Publié le 17 Apr 2014 - 10:27
LIBRE PAROLE

Ces fornicateurs qui étranglent la morale

 

Avec les Tic (technologies de l’information et de la communication) tout devient presque instantané. L’interconnexion et l’interactivité font de notre monde un « village planétaire » dont le cœur est l’électronique. Le progrès technique détermine le développement de l’audiovisuel. Les organes de presse ont leurs pages web et l’information se déplace  à la vitesse de la lumière.

Les révélations sur les scandales sexuels défraient souvent la chronique et font le tour du monde en quelques secondes, surtout lorsque les incriminés sont de grandes personnalités. De plus en plus, les révélations éclaboussent les hommes politiques, les dignitaires religieux, ecclésiastiques, les maîtres d’écoles coraniques, les enseignants, les journalistes…Ce qui était hier arrangé à l’amiable et gardé secret, commence aujourd’hui à être dénoncé et puni.

En furetant les documents d’archives et en recueillant les témoignages de la tradition orale, on se rend compte que l’apparence de piété de nombreuses personnes cache souvent une sexualité torride. Les saintes nitouches et certains prédicateurs s’adonnaient à ce jeu favori de la sexualité débridée que les passionnés appellent « sport arabe ».

Nombreux furent les dignitaires, notables, négociants, traitants ou hommes d’affaires  qui avaient trompé leurs épouses en s’adonnant à des séances de partouze pour éteindre le feu de leur excitation, avec consentement ou non de la femme. De ces plaisirs fugaces naquirent une marmaille de bâtards bambins. Mais, le plus souvent, les scandales sexuels étaient aussitôt étouffés dans l’œuf. La loi de l’omerta était décrétée : tous motus et bouches cousues. Le fils adultérin était persona non grata dans le domicile de son géniteur.

L’adultère, en tant qu’infraction aux prescriptions de la morale, avait poussé de dignes et fidèles épouses à demander le divorce.

Les réclamations de la part de l’héritage par les enfants illégitimes entraînaient des querelles de succession et des litiges dans les tribunaux musulmans ou Palais de Justice.
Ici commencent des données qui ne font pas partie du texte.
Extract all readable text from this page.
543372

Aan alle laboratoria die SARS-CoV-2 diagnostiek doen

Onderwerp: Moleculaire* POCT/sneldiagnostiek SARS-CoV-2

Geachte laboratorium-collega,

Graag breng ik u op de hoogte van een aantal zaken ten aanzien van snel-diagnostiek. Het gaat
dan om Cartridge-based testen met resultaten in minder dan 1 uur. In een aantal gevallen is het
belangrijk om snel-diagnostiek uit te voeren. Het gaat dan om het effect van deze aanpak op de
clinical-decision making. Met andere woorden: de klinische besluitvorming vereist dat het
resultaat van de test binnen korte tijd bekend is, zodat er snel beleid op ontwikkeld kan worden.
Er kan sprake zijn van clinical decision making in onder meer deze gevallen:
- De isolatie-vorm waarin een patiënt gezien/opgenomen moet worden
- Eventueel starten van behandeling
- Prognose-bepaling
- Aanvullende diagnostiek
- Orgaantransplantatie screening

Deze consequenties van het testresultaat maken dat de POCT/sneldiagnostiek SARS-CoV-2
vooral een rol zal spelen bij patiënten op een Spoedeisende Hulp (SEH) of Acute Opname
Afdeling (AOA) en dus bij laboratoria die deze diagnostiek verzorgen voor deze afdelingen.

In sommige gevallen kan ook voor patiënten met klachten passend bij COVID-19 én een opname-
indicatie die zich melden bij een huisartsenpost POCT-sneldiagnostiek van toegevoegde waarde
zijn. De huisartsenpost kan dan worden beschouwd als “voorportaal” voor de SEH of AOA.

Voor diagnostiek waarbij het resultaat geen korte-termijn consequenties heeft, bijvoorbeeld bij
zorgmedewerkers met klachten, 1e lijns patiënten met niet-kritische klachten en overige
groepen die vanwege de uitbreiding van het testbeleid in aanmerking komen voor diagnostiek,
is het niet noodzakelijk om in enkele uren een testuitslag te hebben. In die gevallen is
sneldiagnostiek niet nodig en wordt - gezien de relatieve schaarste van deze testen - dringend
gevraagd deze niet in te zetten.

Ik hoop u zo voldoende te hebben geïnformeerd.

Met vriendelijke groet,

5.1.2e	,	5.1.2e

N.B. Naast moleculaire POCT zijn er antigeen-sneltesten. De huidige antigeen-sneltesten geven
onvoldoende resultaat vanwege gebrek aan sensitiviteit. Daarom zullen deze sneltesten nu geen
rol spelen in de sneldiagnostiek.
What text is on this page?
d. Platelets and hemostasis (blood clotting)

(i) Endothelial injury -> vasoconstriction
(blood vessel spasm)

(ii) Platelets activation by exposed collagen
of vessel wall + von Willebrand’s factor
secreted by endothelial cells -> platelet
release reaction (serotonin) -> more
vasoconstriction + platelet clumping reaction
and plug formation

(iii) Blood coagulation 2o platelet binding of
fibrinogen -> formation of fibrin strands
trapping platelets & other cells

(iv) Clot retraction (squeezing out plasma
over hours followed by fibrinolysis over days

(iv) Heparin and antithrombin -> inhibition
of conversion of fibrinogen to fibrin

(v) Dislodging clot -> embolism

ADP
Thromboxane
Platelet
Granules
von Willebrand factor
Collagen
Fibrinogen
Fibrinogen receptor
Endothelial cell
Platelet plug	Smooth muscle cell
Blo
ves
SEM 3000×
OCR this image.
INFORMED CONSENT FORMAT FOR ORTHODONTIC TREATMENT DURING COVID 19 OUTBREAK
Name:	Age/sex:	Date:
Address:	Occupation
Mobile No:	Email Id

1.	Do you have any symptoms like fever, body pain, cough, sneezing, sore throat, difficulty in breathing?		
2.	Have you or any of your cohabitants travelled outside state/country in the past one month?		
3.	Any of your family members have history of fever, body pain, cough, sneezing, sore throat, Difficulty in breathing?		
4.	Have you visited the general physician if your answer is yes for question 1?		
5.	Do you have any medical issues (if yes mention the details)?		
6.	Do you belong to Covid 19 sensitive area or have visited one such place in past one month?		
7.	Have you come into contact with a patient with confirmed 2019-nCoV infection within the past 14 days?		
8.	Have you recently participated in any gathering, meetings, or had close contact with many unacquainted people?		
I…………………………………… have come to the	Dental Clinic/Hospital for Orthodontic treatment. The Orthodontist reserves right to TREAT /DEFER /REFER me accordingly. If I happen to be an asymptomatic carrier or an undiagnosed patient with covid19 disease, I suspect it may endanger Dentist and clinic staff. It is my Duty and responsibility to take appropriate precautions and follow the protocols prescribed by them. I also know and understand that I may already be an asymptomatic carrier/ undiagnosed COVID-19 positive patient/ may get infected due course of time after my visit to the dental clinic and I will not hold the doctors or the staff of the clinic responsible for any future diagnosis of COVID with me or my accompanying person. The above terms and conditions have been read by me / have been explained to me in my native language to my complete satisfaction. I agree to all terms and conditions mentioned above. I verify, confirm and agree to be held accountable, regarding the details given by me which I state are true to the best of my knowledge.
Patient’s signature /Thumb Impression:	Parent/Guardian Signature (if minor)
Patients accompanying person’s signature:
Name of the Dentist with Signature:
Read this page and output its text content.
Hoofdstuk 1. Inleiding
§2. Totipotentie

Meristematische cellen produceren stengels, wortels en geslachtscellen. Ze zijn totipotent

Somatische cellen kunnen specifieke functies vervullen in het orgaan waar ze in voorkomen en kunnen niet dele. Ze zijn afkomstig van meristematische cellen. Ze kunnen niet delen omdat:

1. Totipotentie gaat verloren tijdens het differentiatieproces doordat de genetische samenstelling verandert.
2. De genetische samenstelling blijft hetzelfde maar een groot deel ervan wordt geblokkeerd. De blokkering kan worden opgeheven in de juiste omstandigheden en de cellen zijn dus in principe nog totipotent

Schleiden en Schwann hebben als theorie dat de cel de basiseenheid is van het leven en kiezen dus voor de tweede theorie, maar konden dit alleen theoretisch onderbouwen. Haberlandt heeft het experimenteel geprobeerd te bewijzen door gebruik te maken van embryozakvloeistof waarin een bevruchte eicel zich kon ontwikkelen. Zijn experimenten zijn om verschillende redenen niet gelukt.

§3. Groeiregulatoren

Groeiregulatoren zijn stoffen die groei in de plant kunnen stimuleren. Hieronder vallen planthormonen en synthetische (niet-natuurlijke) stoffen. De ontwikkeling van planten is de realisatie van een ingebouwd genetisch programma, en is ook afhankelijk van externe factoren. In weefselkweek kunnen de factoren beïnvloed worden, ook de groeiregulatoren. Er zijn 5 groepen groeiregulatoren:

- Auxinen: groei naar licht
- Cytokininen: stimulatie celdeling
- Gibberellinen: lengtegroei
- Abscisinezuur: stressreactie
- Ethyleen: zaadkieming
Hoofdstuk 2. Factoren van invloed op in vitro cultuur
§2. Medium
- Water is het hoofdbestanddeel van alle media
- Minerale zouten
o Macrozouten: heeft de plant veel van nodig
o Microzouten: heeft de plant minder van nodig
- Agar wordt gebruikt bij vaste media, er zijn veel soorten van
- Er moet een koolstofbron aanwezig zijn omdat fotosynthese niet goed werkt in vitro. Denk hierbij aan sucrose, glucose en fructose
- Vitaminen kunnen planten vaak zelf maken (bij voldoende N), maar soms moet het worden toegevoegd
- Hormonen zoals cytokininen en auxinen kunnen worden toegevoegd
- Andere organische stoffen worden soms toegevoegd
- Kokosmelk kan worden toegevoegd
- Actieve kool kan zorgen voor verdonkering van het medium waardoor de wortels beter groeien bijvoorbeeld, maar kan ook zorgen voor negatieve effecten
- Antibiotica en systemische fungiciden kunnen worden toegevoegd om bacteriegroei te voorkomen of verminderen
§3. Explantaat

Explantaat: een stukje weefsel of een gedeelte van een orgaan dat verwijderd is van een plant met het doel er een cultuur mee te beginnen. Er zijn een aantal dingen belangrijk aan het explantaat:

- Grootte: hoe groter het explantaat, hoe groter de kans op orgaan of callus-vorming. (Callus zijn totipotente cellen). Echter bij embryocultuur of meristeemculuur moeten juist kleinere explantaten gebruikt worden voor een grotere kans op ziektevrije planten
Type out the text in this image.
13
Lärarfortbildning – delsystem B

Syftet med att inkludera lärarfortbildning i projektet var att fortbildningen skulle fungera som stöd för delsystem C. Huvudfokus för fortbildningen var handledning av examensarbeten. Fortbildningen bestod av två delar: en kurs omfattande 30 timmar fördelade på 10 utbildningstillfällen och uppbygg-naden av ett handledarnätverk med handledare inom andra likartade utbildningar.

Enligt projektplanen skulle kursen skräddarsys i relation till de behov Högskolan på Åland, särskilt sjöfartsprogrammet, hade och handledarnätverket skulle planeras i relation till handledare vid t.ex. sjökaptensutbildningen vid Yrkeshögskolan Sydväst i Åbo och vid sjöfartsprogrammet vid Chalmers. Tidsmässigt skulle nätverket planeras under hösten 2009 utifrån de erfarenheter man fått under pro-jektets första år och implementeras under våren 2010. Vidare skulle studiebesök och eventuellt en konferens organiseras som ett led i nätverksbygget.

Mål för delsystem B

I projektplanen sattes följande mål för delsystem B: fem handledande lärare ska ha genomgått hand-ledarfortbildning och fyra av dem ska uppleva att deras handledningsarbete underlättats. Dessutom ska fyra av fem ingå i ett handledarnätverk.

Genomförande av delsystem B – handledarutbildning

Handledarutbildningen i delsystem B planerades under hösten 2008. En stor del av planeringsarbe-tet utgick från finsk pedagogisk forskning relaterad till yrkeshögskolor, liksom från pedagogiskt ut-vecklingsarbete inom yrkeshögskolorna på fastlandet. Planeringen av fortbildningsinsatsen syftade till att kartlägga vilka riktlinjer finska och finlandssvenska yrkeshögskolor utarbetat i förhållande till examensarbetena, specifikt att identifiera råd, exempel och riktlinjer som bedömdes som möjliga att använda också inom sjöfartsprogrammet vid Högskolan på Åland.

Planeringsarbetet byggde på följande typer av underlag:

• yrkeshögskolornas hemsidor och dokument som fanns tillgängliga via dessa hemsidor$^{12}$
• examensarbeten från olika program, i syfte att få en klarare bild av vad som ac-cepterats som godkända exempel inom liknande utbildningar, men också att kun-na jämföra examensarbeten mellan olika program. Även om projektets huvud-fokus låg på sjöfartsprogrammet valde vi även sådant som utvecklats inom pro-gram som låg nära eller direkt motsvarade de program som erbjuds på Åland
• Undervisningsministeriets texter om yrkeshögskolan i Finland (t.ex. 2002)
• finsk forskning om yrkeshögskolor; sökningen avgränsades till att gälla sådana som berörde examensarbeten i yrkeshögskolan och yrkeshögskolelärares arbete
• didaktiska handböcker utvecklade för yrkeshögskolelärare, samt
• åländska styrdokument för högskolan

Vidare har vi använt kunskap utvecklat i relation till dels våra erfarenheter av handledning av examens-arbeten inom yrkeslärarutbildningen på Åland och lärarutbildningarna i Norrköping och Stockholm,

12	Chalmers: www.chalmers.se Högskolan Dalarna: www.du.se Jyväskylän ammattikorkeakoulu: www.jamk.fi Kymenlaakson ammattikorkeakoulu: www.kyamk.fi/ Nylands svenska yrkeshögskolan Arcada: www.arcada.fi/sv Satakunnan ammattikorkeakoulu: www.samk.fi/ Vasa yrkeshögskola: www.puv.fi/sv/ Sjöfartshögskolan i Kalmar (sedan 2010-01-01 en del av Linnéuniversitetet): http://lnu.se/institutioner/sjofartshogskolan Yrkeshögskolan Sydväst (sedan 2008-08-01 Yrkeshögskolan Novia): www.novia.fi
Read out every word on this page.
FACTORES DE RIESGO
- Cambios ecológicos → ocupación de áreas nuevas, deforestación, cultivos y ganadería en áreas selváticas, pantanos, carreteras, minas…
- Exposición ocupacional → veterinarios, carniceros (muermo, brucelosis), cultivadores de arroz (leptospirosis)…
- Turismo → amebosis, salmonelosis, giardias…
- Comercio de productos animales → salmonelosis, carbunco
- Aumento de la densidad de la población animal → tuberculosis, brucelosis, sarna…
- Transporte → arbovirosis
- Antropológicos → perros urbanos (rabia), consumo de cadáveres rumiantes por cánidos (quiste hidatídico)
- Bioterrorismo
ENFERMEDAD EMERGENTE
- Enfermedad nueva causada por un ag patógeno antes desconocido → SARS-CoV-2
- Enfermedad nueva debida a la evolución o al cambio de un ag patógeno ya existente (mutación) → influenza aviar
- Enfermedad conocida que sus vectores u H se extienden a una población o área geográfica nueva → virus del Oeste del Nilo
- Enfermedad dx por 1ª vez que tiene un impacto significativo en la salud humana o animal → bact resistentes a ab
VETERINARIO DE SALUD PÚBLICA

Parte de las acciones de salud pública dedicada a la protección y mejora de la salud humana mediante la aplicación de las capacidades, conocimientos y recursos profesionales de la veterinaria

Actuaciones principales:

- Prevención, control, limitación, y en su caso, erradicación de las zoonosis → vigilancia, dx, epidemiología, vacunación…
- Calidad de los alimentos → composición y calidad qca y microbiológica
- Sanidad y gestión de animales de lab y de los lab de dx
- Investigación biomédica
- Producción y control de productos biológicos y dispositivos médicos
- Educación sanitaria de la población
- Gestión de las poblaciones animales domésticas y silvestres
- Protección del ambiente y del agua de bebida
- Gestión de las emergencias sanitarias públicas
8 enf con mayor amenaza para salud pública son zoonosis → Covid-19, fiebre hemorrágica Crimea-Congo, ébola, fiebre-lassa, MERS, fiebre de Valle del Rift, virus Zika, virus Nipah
Il va sans dire que beaucoup de personnes violaient le pacte de fidélité conjugale. Ces genres de pratiques sont encore légion aujourd’hui.

Dans de nombreux villages à l’intérieur du Sénégal, le droit de cuissage est une réalité. De jeunes filles vierges sont abusées par les « rois thaumaturges » qui, après satisfaction de leur libido, les abandonnent aussitôt comme des canettes jetables. Ailleurs, ce sont des pères ou mères de familles vivant dans l’extrême pauvreté qui « vendent » leurs filles à de riches sénescents à la recherche d’une cure de jouvence.

Ceux qui s’approchent des grandes personnalités découvrent les mœurs légères  de certaines femmes et le penchant accentué de quelques hommes vers l’amour charnel. Dans le silence des alcôves ou des bureaux, les obsédés et les fornicateurs indécrottables font fi de la morale et commettent des délits sexuels.

Ces dévergondés ont parfois le toupet d’occuper les plateaux de télévision et d’utiliser les ondes de la radio pour nous donner des leçons de morale. Il suffit d’écouter les émissions de certaines radios privées les samedis et dimanches après minuit pour se rendre compte de l’intensité de l’activité sexuelle au Sénégal et de l’hypocrisie de certaines personnes qu’on considère comme des éducateurs.

En entendant parler les certains criminels sexuels, on finit par réaliser que la honte et le ridicule ne tuent plus au Sénégal. Comment peut-on être condamné pour viol sur une fille et avoir l’outrecuidance de demander les suffrages des Sénégalais à l’occasion des prochaines élections locales ? Ce serait un précédent dangereux de leur confier des collectivités locales. En le faisant, on banalise le péché de chair et on étrangle davantage la morale. L’exhalaison de la fétide odeur des fornicateurs est étouffante et asphyxiante.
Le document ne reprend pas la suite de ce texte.